Occlusion-aware Hand Pose Estimation Using Hierarchical Mixture Density Network
It addresses the challenge of accurate hand pose estimation for applications like VR/AR, especially in egocentric views with occlusions, though it is an incremental advance over existing CNN-based methods.
The paper tackles the problem of 3D hand pose estimation from depth images, particularly under self-occlusion, by proposing a hierarchical mixture density network (HMDN) that models multiple pose modes, resulting in significant performance improvements on occlusion benchmarks and comparable results on non-occlusion benchmarks.
Learning and predicting the pose parameters of a 3D hand model given an image, such as locations of hand joints, is challenging due to large viewpoint changes and articulations, and severe self-occlusions exhibited particularly in egocentric views. Both feature learning and prediction modeling have been investigated to tackle the problem. Though effective, most existing discriminative methods yield a single deterministic estimation of target poses.
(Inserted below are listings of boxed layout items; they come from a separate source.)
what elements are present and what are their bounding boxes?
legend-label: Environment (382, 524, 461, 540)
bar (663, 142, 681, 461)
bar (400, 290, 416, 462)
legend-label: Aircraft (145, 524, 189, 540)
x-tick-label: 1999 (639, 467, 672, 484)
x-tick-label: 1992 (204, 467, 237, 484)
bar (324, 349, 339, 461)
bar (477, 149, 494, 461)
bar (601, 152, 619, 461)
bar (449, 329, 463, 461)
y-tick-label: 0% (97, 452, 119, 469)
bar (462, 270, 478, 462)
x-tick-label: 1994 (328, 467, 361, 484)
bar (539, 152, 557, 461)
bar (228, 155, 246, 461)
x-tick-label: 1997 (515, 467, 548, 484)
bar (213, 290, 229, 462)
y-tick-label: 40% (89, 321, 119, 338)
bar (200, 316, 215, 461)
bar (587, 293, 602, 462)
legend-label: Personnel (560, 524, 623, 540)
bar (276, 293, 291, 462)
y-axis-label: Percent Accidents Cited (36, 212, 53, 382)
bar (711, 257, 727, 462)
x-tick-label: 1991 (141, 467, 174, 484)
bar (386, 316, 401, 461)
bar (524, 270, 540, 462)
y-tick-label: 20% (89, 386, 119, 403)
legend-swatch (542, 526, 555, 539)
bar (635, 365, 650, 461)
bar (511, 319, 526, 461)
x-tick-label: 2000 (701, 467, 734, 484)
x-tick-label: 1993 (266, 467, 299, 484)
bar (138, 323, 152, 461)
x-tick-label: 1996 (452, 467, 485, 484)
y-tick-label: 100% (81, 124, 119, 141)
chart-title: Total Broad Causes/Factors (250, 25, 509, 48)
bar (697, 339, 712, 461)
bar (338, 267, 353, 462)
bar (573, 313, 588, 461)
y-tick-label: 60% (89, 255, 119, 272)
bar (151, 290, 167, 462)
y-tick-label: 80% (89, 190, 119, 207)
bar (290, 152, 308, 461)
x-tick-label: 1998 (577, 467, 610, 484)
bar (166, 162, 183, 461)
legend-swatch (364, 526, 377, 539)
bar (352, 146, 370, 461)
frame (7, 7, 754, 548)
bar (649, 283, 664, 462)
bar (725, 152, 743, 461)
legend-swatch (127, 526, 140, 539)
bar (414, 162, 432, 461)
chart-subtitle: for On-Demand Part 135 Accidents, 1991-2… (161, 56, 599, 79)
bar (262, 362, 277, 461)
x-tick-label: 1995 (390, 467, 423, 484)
Due to their single-value mapping intrinsic, they fail to adequately handle self-occlusion problems, where occluded joints present multiple modes. In this paper, we tackle the self-occlusion issue and provide a complete description of observed poses given an input depth image by a novel method called hierarchical mixture density networks (HMDN). The proposed method leverages the state-of-the-art hand pose estimators based on Convolutional Neural Networks to facilitate feature learning, while it models the multiple modes in a two-level hierarchy to reconcile single-valued and multi-valued mapping in its output. The whole framework with a mixture of two differentiable density functions is naturally end-to-end trainable. In the experiments, HMDN produces interpretable and diverse candidate samples, and significantly outperforms the state-of-the-art methods on two benchmarks with occlusions, and performs comparably on another benchmark free of occlusions.